In our version of this story Mr. Fezziwig faces the possibility of having to take his wife to a debtor’s prison if he doesn’t sell his business to Marley and Scrooge to relieve his debt. Charles Dickens’ father Joseph faced the same dilemma. Charles Dickens was sent to work at a blacking warehouse, that manufactured soot into a black pigment used in boot polish, matches and fertilizer, at the age of 11 to try and help earn money to alleviate his father’s debt. Two days after Charles’ 12th birthday Joseph Dicken’s and his family were sent to live in a cell at a debtor’s prison. Eventually his father and family were released from prision and Charles was able to leave the factory and return to school. He went on to become a law clerk, then a court reporter and finally one of the most prolific novelists of the 19th century who depicted the social classes, morals and values of the times with characters that were reflections from his past.
I believe the seeds of many of his novels came from this traumatic experience in his formative years. As he became a well know writer he noticed that working conditions had not changed in Victorian Britain. He noticed a new industrial working class struggling to survive in the shadows of the Industrial Revolution. Thousands of people fled their country homes, attracted to work in the industrial cities that harbored factories, machinery, steam and railroads. These poor hardworking men, women and children were used and abused by those that controlled the wealth and businesses at that time. Disease and crime was rampant and these people, especially children, were perishing. Dickens’ past haunted him and he saw that the working conditions had not changed. He felt a need to write a story that contained a message about responsibility for one’s fellow man and the problems that can arise from greed, selfishness and indifference. That story became A Christmas Carol.

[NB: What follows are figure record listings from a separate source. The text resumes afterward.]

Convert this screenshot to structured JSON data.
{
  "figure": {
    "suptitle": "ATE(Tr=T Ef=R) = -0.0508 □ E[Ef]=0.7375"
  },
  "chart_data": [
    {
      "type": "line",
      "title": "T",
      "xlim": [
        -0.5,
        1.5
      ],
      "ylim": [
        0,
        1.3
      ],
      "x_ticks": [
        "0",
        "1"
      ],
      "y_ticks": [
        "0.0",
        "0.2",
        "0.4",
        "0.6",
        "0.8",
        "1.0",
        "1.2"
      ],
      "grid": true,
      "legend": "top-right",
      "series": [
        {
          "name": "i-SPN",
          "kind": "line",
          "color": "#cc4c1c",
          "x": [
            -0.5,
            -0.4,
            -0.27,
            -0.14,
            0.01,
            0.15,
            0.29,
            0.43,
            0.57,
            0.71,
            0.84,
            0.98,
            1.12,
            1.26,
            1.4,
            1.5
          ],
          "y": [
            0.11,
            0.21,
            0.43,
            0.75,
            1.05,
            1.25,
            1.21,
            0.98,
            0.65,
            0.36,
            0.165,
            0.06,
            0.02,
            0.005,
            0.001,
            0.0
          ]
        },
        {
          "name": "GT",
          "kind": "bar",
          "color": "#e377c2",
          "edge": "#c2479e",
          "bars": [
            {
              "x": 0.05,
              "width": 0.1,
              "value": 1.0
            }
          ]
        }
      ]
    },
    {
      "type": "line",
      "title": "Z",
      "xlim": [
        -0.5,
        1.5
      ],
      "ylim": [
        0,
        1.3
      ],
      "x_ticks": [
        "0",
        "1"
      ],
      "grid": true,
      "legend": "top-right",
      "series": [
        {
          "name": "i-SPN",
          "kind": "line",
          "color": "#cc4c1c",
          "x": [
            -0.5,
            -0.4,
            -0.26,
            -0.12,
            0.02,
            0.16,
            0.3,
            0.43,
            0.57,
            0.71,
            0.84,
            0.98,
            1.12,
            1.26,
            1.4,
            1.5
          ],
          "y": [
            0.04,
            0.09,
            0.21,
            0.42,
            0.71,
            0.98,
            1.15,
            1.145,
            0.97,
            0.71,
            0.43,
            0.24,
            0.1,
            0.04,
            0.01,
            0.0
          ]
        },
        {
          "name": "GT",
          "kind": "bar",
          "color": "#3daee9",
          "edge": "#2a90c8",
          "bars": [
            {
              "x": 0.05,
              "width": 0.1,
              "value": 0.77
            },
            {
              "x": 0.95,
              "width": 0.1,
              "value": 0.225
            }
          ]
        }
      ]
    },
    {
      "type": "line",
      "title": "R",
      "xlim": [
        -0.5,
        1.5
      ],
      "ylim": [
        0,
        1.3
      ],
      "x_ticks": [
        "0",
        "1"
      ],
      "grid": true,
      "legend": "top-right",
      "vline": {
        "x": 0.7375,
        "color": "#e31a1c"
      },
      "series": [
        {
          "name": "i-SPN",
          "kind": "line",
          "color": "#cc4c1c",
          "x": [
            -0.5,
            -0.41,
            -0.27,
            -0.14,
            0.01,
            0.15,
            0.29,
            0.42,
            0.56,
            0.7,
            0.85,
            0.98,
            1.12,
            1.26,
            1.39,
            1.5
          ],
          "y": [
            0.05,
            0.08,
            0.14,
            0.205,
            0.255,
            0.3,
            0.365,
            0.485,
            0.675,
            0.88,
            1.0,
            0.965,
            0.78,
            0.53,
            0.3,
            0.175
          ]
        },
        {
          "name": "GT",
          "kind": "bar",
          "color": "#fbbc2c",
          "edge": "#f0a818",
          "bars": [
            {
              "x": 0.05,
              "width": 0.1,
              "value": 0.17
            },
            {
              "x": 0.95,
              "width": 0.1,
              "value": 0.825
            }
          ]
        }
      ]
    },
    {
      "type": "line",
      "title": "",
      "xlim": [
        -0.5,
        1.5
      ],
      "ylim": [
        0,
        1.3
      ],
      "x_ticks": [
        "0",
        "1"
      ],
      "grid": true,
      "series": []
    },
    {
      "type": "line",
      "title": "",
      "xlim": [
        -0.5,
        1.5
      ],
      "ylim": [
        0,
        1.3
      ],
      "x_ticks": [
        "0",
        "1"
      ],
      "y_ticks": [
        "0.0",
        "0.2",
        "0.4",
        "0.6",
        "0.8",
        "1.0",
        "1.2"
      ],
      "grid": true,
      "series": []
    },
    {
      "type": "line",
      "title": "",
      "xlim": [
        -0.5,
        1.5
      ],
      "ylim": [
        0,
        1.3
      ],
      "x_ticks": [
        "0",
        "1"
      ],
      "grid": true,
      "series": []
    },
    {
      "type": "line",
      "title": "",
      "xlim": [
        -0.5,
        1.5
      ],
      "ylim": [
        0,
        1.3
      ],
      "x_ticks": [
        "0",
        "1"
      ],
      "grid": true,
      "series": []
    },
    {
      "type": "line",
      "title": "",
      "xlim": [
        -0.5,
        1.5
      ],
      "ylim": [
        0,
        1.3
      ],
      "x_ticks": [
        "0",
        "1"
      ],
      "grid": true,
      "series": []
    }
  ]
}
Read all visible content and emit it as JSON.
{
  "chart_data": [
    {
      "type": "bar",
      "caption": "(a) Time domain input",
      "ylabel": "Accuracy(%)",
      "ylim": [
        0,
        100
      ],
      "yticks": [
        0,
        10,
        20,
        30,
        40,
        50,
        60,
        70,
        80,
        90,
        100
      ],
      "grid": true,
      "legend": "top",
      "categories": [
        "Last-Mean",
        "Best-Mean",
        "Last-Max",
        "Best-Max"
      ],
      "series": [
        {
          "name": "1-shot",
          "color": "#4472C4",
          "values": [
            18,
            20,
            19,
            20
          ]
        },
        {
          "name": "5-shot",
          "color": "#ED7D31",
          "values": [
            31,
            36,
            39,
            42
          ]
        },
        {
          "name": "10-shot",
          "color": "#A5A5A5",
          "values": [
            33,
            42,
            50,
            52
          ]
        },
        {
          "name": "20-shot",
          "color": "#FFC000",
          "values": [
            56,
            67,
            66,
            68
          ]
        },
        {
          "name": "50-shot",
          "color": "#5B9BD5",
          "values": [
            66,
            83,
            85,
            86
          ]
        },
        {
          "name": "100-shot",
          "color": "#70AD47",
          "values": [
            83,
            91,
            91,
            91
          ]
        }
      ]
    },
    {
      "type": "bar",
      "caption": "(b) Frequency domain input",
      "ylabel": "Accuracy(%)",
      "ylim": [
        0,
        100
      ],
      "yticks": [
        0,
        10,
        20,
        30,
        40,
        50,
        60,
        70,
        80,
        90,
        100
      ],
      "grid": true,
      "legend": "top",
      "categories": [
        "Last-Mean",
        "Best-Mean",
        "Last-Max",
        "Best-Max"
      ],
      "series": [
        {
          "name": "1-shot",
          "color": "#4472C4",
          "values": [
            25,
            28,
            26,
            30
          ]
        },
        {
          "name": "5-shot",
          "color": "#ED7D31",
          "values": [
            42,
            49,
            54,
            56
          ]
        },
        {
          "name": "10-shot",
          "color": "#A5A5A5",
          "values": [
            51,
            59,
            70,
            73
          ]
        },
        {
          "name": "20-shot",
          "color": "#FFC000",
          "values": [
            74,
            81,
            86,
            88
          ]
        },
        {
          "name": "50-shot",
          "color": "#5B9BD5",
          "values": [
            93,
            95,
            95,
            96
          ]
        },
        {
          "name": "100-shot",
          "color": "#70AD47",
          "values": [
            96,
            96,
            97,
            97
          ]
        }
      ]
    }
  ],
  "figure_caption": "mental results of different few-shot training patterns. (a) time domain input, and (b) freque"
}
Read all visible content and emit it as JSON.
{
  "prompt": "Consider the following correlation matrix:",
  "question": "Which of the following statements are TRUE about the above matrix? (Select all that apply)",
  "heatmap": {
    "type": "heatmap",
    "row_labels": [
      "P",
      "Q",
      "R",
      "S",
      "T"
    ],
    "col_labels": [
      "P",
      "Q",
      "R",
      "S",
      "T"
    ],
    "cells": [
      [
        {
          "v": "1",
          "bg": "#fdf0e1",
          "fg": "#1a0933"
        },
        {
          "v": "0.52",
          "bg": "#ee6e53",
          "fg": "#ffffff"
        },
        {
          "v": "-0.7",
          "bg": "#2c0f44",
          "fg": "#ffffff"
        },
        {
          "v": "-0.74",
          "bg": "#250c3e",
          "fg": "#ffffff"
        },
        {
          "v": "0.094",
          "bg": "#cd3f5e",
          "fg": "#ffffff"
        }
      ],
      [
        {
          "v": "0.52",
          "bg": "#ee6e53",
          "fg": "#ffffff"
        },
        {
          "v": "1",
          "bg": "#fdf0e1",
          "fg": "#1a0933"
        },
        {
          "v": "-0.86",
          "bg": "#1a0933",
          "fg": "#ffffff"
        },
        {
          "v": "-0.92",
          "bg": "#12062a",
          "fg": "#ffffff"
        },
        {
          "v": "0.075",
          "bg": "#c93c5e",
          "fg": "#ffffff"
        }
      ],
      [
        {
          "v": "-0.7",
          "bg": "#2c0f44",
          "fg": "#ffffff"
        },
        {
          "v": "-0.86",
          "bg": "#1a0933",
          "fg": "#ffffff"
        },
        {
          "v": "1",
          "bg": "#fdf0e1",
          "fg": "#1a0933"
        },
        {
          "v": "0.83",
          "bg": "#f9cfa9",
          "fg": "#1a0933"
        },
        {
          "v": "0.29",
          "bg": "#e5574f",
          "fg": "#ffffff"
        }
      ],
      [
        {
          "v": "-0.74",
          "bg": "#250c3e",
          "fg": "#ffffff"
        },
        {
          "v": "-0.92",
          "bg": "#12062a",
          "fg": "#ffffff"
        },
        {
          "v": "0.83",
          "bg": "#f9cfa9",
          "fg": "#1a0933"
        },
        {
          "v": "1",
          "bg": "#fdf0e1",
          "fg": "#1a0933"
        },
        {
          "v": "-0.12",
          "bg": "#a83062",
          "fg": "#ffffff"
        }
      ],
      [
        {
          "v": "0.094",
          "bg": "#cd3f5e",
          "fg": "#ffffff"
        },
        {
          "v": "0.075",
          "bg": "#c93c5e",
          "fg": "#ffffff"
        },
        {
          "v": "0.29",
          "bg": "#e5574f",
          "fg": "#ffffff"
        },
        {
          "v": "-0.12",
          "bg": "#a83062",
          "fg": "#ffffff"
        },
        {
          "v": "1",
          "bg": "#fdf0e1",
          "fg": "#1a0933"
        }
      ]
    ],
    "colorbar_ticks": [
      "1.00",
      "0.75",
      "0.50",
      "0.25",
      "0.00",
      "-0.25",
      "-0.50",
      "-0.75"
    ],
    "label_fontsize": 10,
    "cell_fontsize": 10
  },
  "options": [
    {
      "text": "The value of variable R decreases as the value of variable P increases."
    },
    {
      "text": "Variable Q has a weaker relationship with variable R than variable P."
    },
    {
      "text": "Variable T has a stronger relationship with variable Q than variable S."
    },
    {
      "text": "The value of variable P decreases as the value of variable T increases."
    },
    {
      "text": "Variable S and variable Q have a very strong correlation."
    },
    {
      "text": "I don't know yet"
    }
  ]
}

“Spirit!” said Scrooge in a broken voice, “remove me from this place.”
“I told you these were shadows of the things that have been,” said the Ghost. “That they are what they are, do not blame me!”
“Remove me!” Scrooge exclaimed, “I cannot bear it!”
He turned upon the Ghost, and seeing that it looked upon him with a face, in which in some strange way there were fragments of all the faces it had shown him, wrestled with it.
“Leave me! Take me back. Haunt me no longer!”